The news from the camps rendered her skittish—as she would have acknowledged to a confidante, if she’d had one. But, if she took a respite from her certainty that he would put a closure to things, the earth, in occasionally allowed mad spates of imagination, had also expanded with new chances—a shift in hemisphere, the contour of foreign earth and new terrain, Italian towns, the taking in of a new language through the pores of her delight. Wife of the meccanico anarchico.

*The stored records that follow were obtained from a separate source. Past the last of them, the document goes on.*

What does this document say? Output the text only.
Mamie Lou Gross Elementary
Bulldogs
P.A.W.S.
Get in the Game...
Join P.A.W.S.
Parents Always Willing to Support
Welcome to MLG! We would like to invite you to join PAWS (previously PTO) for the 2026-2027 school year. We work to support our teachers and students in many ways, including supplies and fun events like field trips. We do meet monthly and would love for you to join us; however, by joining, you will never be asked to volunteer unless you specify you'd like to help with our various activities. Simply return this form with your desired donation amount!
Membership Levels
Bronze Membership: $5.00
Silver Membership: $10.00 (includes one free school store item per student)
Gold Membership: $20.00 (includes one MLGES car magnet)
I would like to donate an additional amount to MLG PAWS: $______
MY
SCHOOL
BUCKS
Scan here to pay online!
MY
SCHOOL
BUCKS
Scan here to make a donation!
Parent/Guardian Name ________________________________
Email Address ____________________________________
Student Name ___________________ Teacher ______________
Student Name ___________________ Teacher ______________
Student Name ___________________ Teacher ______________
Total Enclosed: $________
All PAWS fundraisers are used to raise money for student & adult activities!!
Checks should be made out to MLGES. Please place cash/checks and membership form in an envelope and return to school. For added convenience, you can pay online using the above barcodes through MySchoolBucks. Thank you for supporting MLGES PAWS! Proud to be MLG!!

The spoilsport within convinced her at most hours of the absurdity of these delusions, but there were also hours on end during which they seemed ordained and definite. In the coming days, which were days of painful abstinence mutually embarked upon by her and Giancarlo, she studied more intently the copies of the Herald Duncan got, and scoured the maps of the Allied line in southern Italy, its flanks and its center, looking for that mass of Allied victory that might mean the repatriation of Giancarlo.
Naples had fallen, Giancarlo’s parents were safe, she knew, though he rarely mentioned them. The line had advanced to the south of Rome. In its wake, Frattamaggiore and a thousand other places were repairing themselves and looking for nourishment.
The armies of the right side had not yet liberated Neville. But would the whole affair resolve itself into a race between Neville’s repatriation and Giancarlo’s? Could she let poor Neville be victim of some kind of race? When she was halfway undeluded, she knew matters wouldn’t resolve themselves in such a theatrical way.